If Sunday brunch is a thing in London, it’s not a thing in which I ever indulged. A few times in Toronto, a few times in Vancouver – although in Vancouver it tended to be dim sum, rather than Eggs Benny.

If you wanted brunch here on the island, you’d’ve been SOL for some time. The pub used to have a brunch menu that included Eggs Benny. (Quite why Canadian eateries think Eggs Benedict should be served with sauteed potatoes remains a complete mystery to me.) And I used to take visitors there. Unfortunately they stopped doing anything brunchy a couple of years ago. (This year they’re so short staffed the pub doesn’t even open until 2pm, so I suppose a brunch menu is superfluous.)

As I believe I may have already mentioned, this summer another restaurant (my favourite) launched a new venture – the Fire Truck Grill, a mobile kitchen set up in a lovely location at the south end of the island.
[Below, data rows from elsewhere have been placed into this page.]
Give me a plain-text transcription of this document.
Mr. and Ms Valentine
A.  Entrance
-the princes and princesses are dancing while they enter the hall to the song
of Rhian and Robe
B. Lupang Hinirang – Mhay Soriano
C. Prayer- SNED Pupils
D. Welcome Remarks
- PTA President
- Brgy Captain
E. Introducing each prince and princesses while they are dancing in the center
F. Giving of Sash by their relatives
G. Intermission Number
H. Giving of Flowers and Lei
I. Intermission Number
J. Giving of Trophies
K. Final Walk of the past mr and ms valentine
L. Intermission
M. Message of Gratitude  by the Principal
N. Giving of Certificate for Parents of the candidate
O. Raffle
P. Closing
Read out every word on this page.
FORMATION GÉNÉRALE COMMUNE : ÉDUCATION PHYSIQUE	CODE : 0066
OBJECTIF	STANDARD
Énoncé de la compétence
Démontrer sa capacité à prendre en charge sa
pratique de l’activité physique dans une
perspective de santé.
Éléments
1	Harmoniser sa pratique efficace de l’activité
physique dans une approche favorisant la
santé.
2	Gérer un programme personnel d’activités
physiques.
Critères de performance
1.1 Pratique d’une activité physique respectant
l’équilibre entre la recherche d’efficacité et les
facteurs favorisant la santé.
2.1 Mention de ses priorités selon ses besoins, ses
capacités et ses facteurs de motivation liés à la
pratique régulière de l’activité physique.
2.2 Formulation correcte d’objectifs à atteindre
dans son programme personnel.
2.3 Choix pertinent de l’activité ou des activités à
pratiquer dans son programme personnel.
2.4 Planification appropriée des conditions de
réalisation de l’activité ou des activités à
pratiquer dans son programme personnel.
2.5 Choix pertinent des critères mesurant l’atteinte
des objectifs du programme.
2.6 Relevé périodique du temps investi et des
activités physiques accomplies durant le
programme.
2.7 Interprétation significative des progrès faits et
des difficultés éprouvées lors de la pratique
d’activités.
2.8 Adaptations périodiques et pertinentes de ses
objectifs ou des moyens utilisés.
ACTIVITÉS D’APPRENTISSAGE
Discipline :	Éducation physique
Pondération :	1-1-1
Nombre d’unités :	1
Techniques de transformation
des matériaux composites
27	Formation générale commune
Ever since I found out they offered brunch on Sundays I’ve been wanting to check it out. No Eggs Benny, of course, but a breakfast wrap that sounded delicious. Yum.

I arranged to meet a mate there at noon. 

What I’d completely forgotten is that Sunday is also the day local artists and artisans set up a market at said lovely location.

I’d never been to this market, so I had no idea how popular it was. The word “zoo” sprang to mind. It’s so popular that a parking cop is required. Not an actual cop, simply someone whose job was to tell you no, you can’t park here. I saw my mate heading in when I arrived. Fifteen minutes and two “you can’t park theres” later I caught up with him near the front of the queue to place orders. 

Of course the mobile restaurant isn’t licensed, so no chance of a Buck’s Fizz or a Bloody Caesar. But the breakfast wrap was indeed delicious. Would I go again? Hmm. Maybe if someone was visiting. It is a lovely location. Otherwise? Not a chance.

I wish the brunch menu was available on Saturdays, when the location isn’t a zoo. I wish the pub still did brunch.

From → Blog

5 Comments
  1. krysross permalink

    You took me to One Five for an Eggs Benny brunch the one time we were in New York together. What a weird and wonderful trip that was. (My first Caesar salad was in Tijauna, in a restaurant that claimed to have invented it. Also with raw egg and where I learned to make it. Completely delicious. Though now I make a pretty good eggless version.)

  2. Susan Yates permalink

    I’m not one for public comments except fire-breathing letters to our Local Trust Committee but I sure agree re the lack of brunch on this rock. And I sure wish I could have visited New York when One Five existed, except of course I wouldn’t have had a clue about where it was seeing as the biggest city I’ve ever been in is Vancouver, where I was born. Good thing I have sophisticated friends who write funny and interesting blogs!

  3. Catherine Stewart permalink

    Fun story and thanks for the link to the piece on One Fifth! Art Deco is so fabulous, such a favourite, and I remember that building, although was never inside. Your brunch experience there sounds most enviable. And the article was fascinating. Fun to read about residents and get a peek inside. Thanks. Good read all round.